Ainsi qu'en a émis le souhait lors de son audition M. Nicolas Sarkozy, ministre de l'intérieur, de la sécurité intérieure et des libertés locales, la commission d'enquête préconise d'affecter une partie du produit du fonds de répartition des saisies pour que ces fonds puissent bénéficier aux actions répressives, telles que les infiltrations de policiers et de gendarmes dans les réseaux de trafiquants. Ceci constitue en effet un élément de motivation très important des services. En outre, une circulaire de la Chancellerie du 15 février 2002, relative à la mise en oeuvre du Fonds de concours pour la lutte anti-drogue, fixe des règles précises de fonctionnement et organise le suivi des fonds saisis dans le cadre d'affaires de trafic de stupéfiants ou de blanchiment.

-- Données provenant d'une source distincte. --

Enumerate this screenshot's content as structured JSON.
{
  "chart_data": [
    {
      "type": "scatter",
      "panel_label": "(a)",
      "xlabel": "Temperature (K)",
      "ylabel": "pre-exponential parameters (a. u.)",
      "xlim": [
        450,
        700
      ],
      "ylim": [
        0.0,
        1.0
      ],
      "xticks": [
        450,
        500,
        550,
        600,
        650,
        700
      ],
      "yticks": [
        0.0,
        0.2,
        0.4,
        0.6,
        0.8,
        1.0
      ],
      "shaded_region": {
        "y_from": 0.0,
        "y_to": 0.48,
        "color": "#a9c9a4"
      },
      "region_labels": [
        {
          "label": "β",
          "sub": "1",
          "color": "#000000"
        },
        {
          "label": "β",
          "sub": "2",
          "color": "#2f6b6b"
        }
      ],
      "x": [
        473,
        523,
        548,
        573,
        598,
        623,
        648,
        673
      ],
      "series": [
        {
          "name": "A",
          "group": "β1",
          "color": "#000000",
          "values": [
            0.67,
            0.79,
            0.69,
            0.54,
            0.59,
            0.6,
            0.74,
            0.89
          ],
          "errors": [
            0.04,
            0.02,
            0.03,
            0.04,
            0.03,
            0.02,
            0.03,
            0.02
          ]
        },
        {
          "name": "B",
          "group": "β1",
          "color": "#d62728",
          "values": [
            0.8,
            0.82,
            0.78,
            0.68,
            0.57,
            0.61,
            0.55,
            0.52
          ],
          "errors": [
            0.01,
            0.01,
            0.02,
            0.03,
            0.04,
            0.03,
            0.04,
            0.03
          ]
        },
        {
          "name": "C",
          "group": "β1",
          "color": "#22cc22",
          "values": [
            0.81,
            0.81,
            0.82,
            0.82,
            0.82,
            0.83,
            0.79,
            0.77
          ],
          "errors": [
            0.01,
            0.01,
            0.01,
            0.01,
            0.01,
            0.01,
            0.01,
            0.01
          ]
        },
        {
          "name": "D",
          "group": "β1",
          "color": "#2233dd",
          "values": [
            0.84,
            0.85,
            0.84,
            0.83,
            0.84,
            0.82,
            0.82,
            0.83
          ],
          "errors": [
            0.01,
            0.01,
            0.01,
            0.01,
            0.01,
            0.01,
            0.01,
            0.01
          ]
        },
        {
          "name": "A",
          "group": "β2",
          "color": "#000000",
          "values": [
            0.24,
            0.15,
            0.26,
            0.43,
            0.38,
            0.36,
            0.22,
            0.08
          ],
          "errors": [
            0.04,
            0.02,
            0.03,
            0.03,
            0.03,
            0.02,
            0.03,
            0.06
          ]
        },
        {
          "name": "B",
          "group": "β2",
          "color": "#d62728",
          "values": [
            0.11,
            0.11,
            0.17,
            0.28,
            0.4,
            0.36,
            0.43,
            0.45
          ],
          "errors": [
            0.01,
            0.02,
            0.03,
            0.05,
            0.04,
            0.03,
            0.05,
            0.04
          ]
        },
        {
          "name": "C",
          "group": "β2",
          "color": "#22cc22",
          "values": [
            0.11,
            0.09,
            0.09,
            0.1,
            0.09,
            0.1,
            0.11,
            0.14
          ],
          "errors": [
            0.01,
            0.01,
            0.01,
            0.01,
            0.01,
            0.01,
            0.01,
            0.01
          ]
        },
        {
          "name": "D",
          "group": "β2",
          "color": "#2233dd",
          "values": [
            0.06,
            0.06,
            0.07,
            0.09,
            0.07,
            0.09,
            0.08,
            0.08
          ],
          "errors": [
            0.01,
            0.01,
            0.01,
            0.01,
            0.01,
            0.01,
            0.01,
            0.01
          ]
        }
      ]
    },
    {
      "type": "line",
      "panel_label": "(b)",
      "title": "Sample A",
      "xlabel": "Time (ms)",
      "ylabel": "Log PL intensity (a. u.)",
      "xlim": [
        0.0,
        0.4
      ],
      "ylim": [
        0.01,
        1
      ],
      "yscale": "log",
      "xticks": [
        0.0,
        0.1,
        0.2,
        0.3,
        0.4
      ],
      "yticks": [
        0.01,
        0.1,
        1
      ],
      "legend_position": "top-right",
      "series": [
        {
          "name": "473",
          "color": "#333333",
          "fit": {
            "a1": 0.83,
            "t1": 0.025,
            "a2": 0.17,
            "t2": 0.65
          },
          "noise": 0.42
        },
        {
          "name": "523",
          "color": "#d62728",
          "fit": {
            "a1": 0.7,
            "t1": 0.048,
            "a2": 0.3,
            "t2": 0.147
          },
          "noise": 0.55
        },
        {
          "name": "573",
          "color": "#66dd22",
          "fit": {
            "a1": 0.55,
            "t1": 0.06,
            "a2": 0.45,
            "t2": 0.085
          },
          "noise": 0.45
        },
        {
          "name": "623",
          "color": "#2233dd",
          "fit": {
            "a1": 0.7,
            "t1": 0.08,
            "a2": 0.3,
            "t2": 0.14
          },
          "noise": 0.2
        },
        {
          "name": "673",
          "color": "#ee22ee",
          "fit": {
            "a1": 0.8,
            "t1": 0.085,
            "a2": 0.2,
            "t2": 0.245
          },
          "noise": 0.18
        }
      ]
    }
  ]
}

La commission souhaite également que soit assurée la complémentarité de son régime juridique avec les règles spécifiques des saisies douanières.
b) Améliorer la formation des avocats
Maître Gérard Tcholakian, membre de la commission libertés et droits de l'homme au Conseil national des barreaux, a indiqué lors de son audition que le CNB n'avait jamais eu de réflexion particulière et approfondie sur le problème de l'usage des drogues illicites et que les avocats se trouvaient souvent démunis pour remédier au désarroi des familles et les orienter.
La commission d'enquête préconise donc une réflexion sur l'introduction d'une sensibilisation à ces questions lors la formation des élèves avocats et lors de la formation continue.
La formation de ces acteurs essentiels reste encore lacunaire, comme le montre l'inapplication de la circulaire du 17 novembre 1999 sur l'interdiction du territoire aux étrangers, invitant notamment les parquets à se rapprocher des barreaux pour apporter une formation, à la fois aux magistrats et aux avocats, sur les questions relatives à la convention européenne de sauvegarde des droits de l'homme et aux étrangers présents en France depuis fort longtemps.
5. Développer la prévention « situationnelle »
La prévention « situationnelle », qui recouvre l'ensemble des mesures d'urbanisme, d'architecture ou techniques visant à prévenir les actes délinquants ou à les rendre moins « profitables », a déjà connu une large application pratique dans de nombreux pays européens. Il est en effet désormais admis que certains types de réalisations urbaines ou d'activités économiques peuvent se révéler criminogènes et qu'il est possible d'y prévenir ou d'y réduire les sources d'insécurité en agissant sur l'architecture et l'aménagement de l'espace urbain.
La loi d'orientation et de programmation pour la sécurité intérieure préconisait d'y recourir. Ce point est particulièrement important, comme le montrent les difficultés des enquêtes dans les banlieues.
La commission d'enquête ne peut que souhaiter un développement de ce type de prévention.
6. Donner un statut à la politique de réduction des risques
La commission d'enquête préconise enfin de donner un cadre juridique adapté à la politique de prévention, et surtout à la politique de réduction des risques, qui même si elle a fait ses preuves, bouscule et contredit les principes d'interdit et d'abstinence sur lesquels se fonde la loi.